Chronique de François Simon : chez Marcel, retour sur images

CHRONIQUE CHAUD DEVANT - François Simon a testé le restaurant Chez Marcel, à Paris. Un bistro-bouchon convivial, à la cuisine « replète et causante ».
(Crédits : DR)

Chez Marcel, retour sur images

Combien sont-ils à ainsi s'échapper du temps ? À disparaître dans les doublures des villes ? Ils sont une pincée, une poignée de clandestins à faire mine de ne plus exister, de parler en anciens francs et d'avoir des numéros de téléphone précédés de lettres : Littré 29 94. Ils comptent pour du beurre. Ils sont hors temps, vintage, limite rébus. Passeraient-ils un contrôle technique que l'examinateur se masserait le menton. Ils n'intéressent pas les guides, encore moins les influenceurs qui ont besoin de lumières, de gelée fluo, de yuzu. Et d'invitations rémunérées. Ici, chez Marcel, rue Stanislas, dans le quartier Montparnasse, à Paris, c'est une sorte d'enclave. De réserve d'Indiens. Dire que le temps s'est figé serait inapproprié car il n'y a rien de plus vivant que cette salle enserrée débutant par le zinc pour terminer quelques mètres plus loin par les cuisines que l'on traverse pour aller aux toilettes dans la cour. Les tables sont à touche-touche.

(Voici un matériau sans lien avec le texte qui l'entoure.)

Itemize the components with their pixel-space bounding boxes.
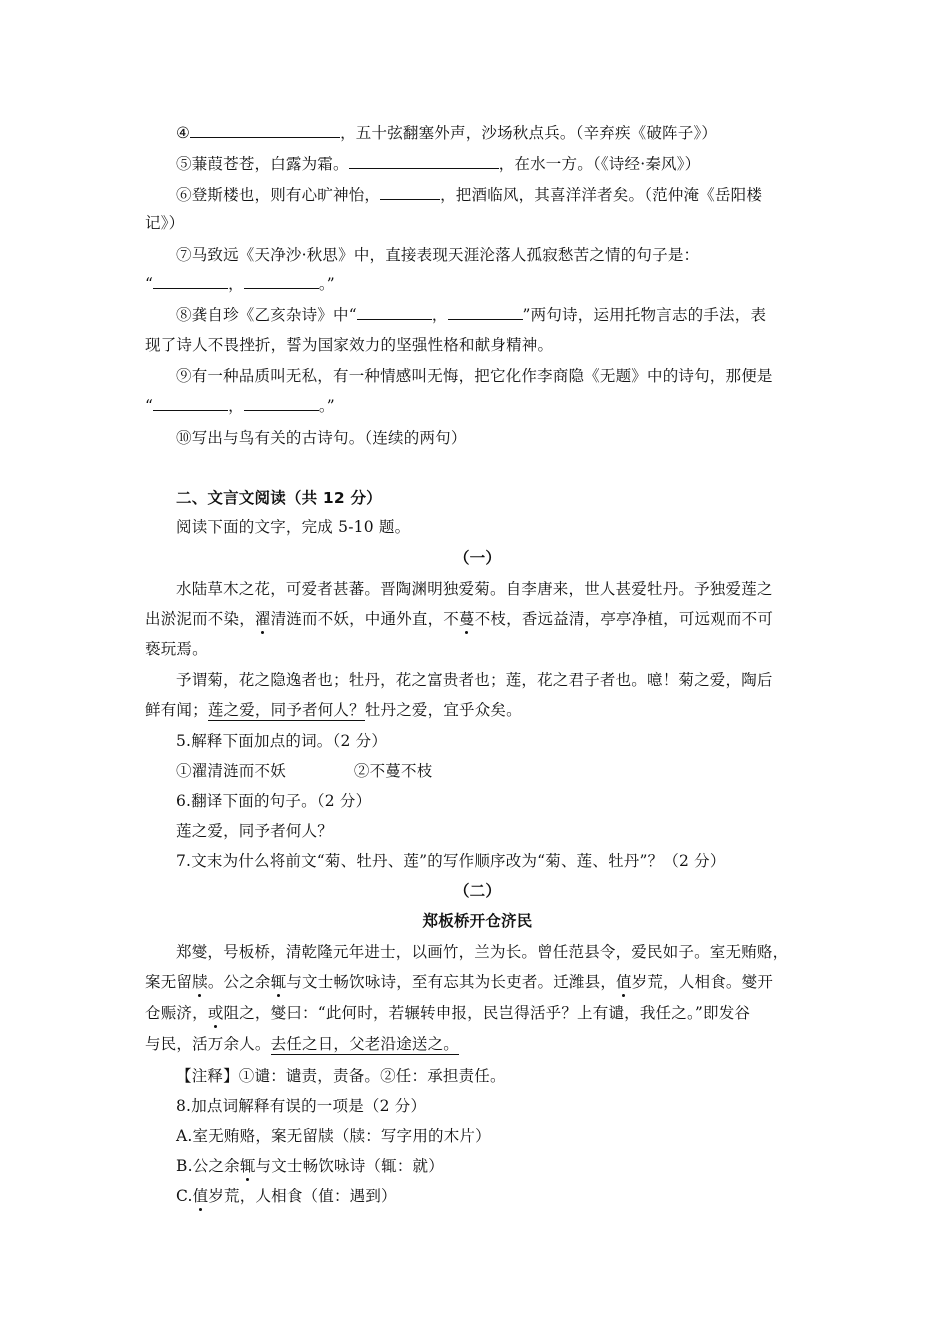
answer-blank[interactable] <box>153 274 228 289</box>
question-8: 8.加点词解释有误的一项是（2 分） <box>176 1097 427 1115</box>
passage2-line: 郑燮，号板桥，清乾隆元年进士，以画竹，兰为长。曾任范县令，爱民如子。室无贿赂， <box>176 943 789 961</box>
comma: ， <box>228 275 244 293</box>
option-a: A.室无贿赂，案无留牍（牍：写字用的木片） <box>176 1127 491 1145</box>
part2-label: （二） <box>453 882 502 900</box>
passage1-line: 亵玩焉。 <box>145 640 208 658</box>
underlined-sentence: 莲之爱，同予者何人？ <box>207 701 365 719</box>
q5-text-b: ，在水一方。（《诗经·秦风》） <box>498 155 701 173</box>
dotted-word: 值 <box>616 973 632 991</box>
poem-q9: ⑨有一种品质叫无私，有一种情感叫无悔，把它化作李商隐《无题》中的诗句，那便是 <box>176 367 773 385</box>
dotted-word: 濯 <box>254 610 271 628</box>
q6-text-b: ，把酒临风，其喜洋洋者矣。（范仲淹《岳阳楼 <box>440 186 763 204</box>
q5-text-a: ⑤蒹葭苍苍，白露为霜。 <box>176 155 349 173</box>
text: 不枝，香远益清，亭亭净植，可远观而不可 <box>474 610 774 628</box>
dotted-word: 或 <box>207 1004 224 1022</box>
passage1-line <box>145 609 810 629</box>
q8-text-a: ⑧龚自珍《乙亥杂诗》中“ <box>176 306 357 324</box>
text: 牡丹之爱，宜乎众矣。 <box>364 701 522 719</box>
passage1-line <box>145 700 810 720</box>
answer-blank[interactable] <box>357 305 432 320</box>
poem-q8 <box>176 305 810 325</box>
text: 岁荒，人相食。燮开 <box>631 973 774 991</box>
q4-text: ，五十弦翻塞外声，沙场秋点兵。（辛弃疾《破阵子》） <box>340 124 718 142</box>
poem-q10: ⑩写出与鸟有关的古诗句。（连续的两句） <box>176 429 467 447</box>
q5-item-b: ②不蔓不枝 <box>353 762 433 780</box>
comma: ， <box>431 306 448 324</box>
answer-blank[interactable] <box>244 396 319 411</box>
text: C. <box>176 1187 193 1205</box>
answer-blank[interactable] <box>349 154 499 169</box>
poem-q4 <box>176 123 810 143</box>
dotted-word: 牍 <box>192 973 208 991</box>
option-b <box>176 1156 810 1176</box>
question-6: 6.翻译下面的句子。（2 分） <box>176 792 372 810</box>
text: 。公之余 <box>207 973 271 991</box>
poem-q7: ⑦马致远《天净沙·秋思》中，直接表现天涯沦落人孤寂愁苦之情的句子是： <box>176 246 700 264</box>
text: 阻之，燮曰：“此何时，若辗转申报，民岂得活乎？上有谴，我任之。”即发谷 <box>223 1004 751 1022</box>
text: 出淤泥而不染， <box>145 610 255 628</box>
text: B.公之余 <box>176 1157 240 1175</box>
text: 与文士畅饮咏诗（辄：就） <box>255 1157 444 1175</box>
text: 案无留 <box>145 973 193 991</box>
passage1-line: 予谓菊，花之隐逸者也；牡丹，花之富贵者也；莲，花之君子者也。噫！菊之爱，陶后 <box>176 671 773 689</box>
answer-blank[interactable] <box>244 274 319 289</box>
open-quote: “ <box>145 397 154 415</box>
annotation-note: 【注释】①谴：谴责，责备。②任：承担责任。 <box>176 1067 506 1085</box>
close-quote: 。” <box>318 397 335 415</box>
text: 清涟而不妖，中通外直，不 <box>270 610 460 628</box>
text: 岁荒，人相食（值：遇到） <box>208 1187 397 1205</box>
dotted-word: 蔓 <box>459 610 475 628</box>
part1-label: （一） <box>453 549 502 567</box>
poem-q7-blanks <box>145 274 810 294</box>
comma: ， <box>228 397 244 415</box>
underlined-sentence: 去任之日，父老沿途送之。 <box>270 1035 460 1053</box>
answer-blank[interactable] <box>153 396 228 411</box>
question-5: 5.解释下面加点的词。（2 分） <box>176 732 388 750</box>
text: 仓赈济， <box>145 1004 208 1022</box>
poem-q8-cont: 现了诗人不畏挫折，誓为国家效力的坚强性格和献身精神。 <box>145 336 554 354</box>
dotted-word: 辄 <box>239 1157 256 1175</box>
dotted-word: 值 <box>192 1187 209 1205</box>
section-intro: 阅读下面的文字，完成 5-10 题。 <box>176 518 411 536</box>
passage2-title: 郑板桥开仓济民 <box>422 912 533 930</box>
poem-q5 <box>176 154 810 174</box>
open-quote: “ <box>145 275 154 293</box>
dotted-word: 辄 <box>270 973 287 991</box>
text: 与文士畅饮咏诗，至有忘其为长吏者。迁潍县， <box>286 973 617 991</box>
q6-text-a: ⑥登斯楼也，则有心旷神怡， <box>176 186 381 204</box>
text: 与民，活万余人。 <box>145 1035 271 1053</box>
text: 鲜有闻； <box>145 701 208 719</box>
option-c <box>176 1186 810 1206</box>
q4-number: ④ <box>176 124 191 142</box>
answer-blank[interactable] <box>190 123 340 138</box>
poem-q9-blanks <box>145 396 810 416</box>
q8-text-b: ”两句诗，运用托物言志的手法，表 <box>522 306 767 324</box>
section-heading: 二、文言文阅读（共 12 分） <box>176 489 382 507</box>
passage2-line <box>145 1003 810 1023</box>
passage2-line <box>145 972 810 992</box>
answer-blank[interactable] <box>380 185 440 200</box>
answer-blank[interactable] <box>448 305 523 320</box>
poem-q6 <box>176 185 810 205</box>
question-7: 7.文末为什么将前文“菊、牡丹、莲”的写作顺序改为“菊、莲、牡丹”？（2 分） <box>176 852 726 870</box>
poem-q6-cont: 记》） <box>145 214 185 232</box>
question-5-items <box>176 761 810 781</box>
close-quote: 。” <box>318 275 335 293</box>
passage1-line: 水陆草木之花，可爱者甚蕃。晋陶渊明独爱菊。自李唐来，世人甚爱牡丹。予独爱莲之 <box>176 580 773 598</box>
question-6-sentence: 莲之爱，同予者何人？ <box>176 822 334 840</box>
q5-item-a: ①濯清涟而不妖 <box>176 762 286 780</box>
passage2-line <box>145 1034 810 1054</box>
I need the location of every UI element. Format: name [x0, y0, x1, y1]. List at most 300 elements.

Elles communiquent comme l'on faisait autrefois. On se dit bonsoir, parfois on échange sur un vin, un bout de quenelle, un bon mot. C'est une sorte de convivialité oubliée d'une époque où - si l'on s'en souvient - on chantait. On sifflait dans la rue, parfois les jolies filles, mais surtout les airs connus genre Le Pont de la rivière Kwaï (1957). La cuisine d'alors faisait corps avec l'esprit du temps. Il y avait cette continuité rassurante d'une vie ensemble, de plats partagés, d'une cuisine replète et causante. Aussi faudra-t-il venir ici le cœur en habit, l'âme offerte, le corps en perdition. Terrine maison, escargots de Bourgogne, coq au vin, very good tripes, andouillette Duval, cervelle de canut, tarte aux pralines roses, millefeuille maison à la vanille Bourbon... À le lire, c'est exactement cela, nul besoin de décrire la rondeur des plats, la profondeur des sauces, le son cristallin du feuilletage. Et puis il y a surtout Pierre, le patron, qui apporte cette touche palpable, cet émerveillement roué, cette faconde roublarde et enfantine. Lorsqu'on sort de chez Marcel, on se met à rêver d'un temps retrouvé.

Chez Marcel, 7 rue Stanislas, Paris 6 . Tél.:0145482994. Comptez 50 euros.